Catholic World News News Feature
Powerful papal challenge to Islam, secularism September 12, 2006
Pope Benedict XVI issued direct challenges both to the Islamic world and to secular rationalism, in a powerful lecture delivered on September 12 at the University of Regensburg.
Speaking to an audience of scientists and scholars, at the university where he himself once taught theology, the Holy Father argued that Christianity welcomes intellectual inquiry and always reveres the truth. The academic world, he said, should not be bound by a fear of addressing in turn that question raised by faith.
The Pope opened his lecture by quoting a scholarly work of the Byzantine Emperor Manuel II Paleologus, writing late in the 14th century, about the difference between the Christian and Islamic understanding of God. Tracing the emperor's argument on the use of force and the concept of "holy war," the Pope pointedly quoted from the Qu'ran (surah 2, 256): "There is no compulsion in religion."
Pope Benedict then quoted the emperor's challenge to his scholarly interlocutor:
Show me just what Mohammed brought that was new, and there you will find things only evil and inhuman, such as his command to spread by the sword the faith he preached.

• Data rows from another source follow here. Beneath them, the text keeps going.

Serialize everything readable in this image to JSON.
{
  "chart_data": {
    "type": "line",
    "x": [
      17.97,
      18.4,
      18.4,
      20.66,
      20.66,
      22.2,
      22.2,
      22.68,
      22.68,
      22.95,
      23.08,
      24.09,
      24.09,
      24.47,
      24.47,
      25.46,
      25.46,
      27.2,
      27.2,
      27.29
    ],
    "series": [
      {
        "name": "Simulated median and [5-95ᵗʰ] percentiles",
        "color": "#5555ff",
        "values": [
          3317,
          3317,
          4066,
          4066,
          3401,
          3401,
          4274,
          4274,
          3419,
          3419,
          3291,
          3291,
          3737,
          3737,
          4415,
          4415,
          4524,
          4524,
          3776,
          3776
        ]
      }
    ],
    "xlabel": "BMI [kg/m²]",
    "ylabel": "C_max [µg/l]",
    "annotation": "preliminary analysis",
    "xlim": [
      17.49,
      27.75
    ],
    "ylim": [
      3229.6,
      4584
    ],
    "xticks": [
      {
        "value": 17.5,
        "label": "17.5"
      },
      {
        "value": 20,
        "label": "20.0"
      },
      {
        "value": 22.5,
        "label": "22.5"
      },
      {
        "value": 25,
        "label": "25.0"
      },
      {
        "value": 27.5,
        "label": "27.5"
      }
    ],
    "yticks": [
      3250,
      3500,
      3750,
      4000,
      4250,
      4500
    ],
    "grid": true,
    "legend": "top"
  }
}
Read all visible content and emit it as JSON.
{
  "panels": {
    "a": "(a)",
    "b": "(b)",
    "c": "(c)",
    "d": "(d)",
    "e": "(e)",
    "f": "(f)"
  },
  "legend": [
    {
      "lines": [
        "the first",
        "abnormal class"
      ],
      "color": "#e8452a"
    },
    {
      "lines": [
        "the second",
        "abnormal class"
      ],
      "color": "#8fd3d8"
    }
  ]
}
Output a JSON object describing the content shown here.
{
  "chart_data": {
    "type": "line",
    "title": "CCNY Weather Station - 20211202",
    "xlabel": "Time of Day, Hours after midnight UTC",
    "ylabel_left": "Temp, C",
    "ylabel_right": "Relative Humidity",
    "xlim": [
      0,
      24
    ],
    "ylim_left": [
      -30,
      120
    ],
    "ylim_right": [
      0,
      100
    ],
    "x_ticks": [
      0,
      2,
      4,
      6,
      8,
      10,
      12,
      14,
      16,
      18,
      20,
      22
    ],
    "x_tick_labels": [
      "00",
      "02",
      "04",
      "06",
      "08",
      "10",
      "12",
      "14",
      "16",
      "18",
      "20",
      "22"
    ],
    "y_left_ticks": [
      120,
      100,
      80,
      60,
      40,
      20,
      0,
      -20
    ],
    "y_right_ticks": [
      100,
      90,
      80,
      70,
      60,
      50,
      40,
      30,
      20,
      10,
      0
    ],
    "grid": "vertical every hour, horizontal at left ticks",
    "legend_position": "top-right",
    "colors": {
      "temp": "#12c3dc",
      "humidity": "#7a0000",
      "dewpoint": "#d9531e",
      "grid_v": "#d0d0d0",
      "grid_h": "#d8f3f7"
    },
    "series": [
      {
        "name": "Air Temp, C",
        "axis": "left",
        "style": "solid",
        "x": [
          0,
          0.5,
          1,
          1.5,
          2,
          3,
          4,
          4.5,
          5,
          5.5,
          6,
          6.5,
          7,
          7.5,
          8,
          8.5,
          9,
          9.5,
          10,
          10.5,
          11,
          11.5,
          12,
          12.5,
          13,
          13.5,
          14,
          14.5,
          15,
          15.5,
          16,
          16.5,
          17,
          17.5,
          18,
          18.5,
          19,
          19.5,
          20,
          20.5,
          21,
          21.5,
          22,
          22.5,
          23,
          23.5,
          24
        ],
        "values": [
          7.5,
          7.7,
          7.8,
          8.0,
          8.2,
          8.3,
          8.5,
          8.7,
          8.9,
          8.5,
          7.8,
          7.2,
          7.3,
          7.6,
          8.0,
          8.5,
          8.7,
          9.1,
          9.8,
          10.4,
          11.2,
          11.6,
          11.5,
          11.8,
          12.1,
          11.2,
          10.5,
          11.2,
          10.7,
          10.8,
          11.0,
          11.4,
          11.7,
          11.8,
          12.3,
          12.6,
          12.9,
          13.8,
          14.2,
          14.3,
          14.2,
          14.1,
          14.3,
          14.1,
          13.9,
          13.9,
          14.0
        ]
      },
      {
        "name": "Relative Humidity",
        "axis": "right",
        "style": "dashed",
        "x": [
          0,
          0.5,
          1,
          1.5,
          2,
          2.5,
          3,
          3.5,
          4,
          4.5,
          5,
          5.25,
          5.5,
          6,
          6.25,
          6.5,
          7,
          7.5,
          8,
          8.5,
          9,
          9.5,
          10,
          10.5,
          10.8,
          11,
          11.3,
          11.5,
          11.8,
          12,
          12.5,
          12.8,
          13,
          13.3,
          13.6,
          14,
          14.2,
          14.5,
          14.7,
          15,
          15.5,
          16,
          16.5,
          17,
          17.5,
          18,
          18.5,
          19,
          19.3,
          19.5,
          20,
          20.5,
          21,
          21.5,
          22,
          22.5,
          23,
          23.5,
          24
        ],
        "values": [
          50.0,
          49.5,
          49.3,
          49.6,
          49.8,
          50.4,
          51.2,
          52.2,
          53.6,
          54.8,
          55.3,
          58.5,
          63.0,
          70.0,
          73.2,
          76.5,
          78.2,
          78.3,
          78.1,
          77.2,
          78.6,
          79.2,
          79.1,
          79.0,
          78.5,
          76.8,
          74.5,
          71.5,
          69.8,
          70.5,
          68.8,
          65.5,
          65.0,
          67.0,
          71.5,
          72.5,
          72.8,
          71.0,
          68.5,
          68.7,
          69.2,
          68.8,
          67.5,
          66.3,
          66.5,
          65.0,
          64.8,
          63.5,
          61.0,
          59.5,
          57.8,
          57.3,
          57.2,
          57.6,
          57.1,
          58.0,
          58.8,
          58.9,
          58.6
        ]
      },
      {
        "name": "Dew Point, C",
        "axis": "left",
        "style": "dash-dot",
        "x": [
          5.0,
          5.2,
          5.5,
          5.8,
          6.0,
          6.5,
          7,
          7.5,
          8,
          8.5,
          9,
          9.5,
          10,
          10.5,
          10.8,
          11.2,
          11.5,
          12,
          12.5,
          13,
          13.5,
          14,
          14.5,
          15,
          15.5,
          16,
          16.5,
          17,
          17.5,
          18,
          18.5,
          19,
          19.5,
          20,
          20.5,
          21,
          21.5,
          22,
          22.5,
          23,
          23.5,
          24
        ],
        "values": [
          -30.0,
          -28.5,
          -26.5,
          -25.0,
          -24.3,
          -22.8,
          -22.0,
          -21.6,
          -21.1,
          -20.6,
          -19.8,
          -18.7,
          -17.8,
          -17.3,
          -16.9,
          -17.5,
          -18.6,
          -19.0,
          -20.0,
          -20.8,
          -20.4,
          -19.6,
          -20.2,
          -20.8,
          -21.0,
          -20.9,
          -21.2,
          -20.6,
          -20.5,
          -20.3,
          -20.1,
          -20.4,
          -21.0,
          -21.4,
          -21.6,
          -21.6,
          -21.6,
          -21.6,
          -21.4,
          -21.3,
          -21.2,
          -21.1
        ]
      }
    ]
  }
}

From the Christian perspective, the Pontiff continued, any attempt to use religious faith as justification for violent attacks is impossible. "Violence is is incompatible with the nature of God and the nature of the soul," he said.
Attempting to convert someone by the use of violence is also an absurdity to Christians, the Pope continued, because the use of violence is an attempt to compel someone, rather than reason with him, and that approach is foreign to the God of the Bible. The Pope noted that "not to act in accordance with reason is contrary to God's nature."
In fact, the Christian conception of God is summarized by St. John, who refers to "the Word," using the Greek term logos. The Pope observed: "Logos means both reason and word-- a reason which is creative and capable of self-communication, precisely as reason."
For centuries, theologians sought to follow reason in the study of God's Word, the Pope told his academic audience. In recent times there has been a reaction against that effort, and an effort to convert theology into a "scientific" endeavor, governed by the same rules as mathematics and the experimental sciences. The Pope continued with a critique of the modern project, insisting that faith and reason should not be viewed as opposing forces. The modern approach to theology also carries a serious risk, he said, because "any attempt to maintain theology’s claim to be 'scientific' would end up reducing Christianity to a mere fragment of its former self."
Pope Benedict emphasized that he did not intend to suggest that all modern thought is misguided. "The positive aspects of modernity are to be acknowledged unreservedly," he said. But a constructive critique of modern secularism can surely be undertaken, he said, without worrying that the effort means "putting aside insights of the modern age."
The fundamental challenge that the Pope issued to the modern academic world was simple and direct: Are scholars prepared to speak rationally about the intellectual claims posed by religious believers? He said: "A reason which is deaf to the divine and which relegates religion into the realm of subcultures is incapable of entering into the dialogue of cultures."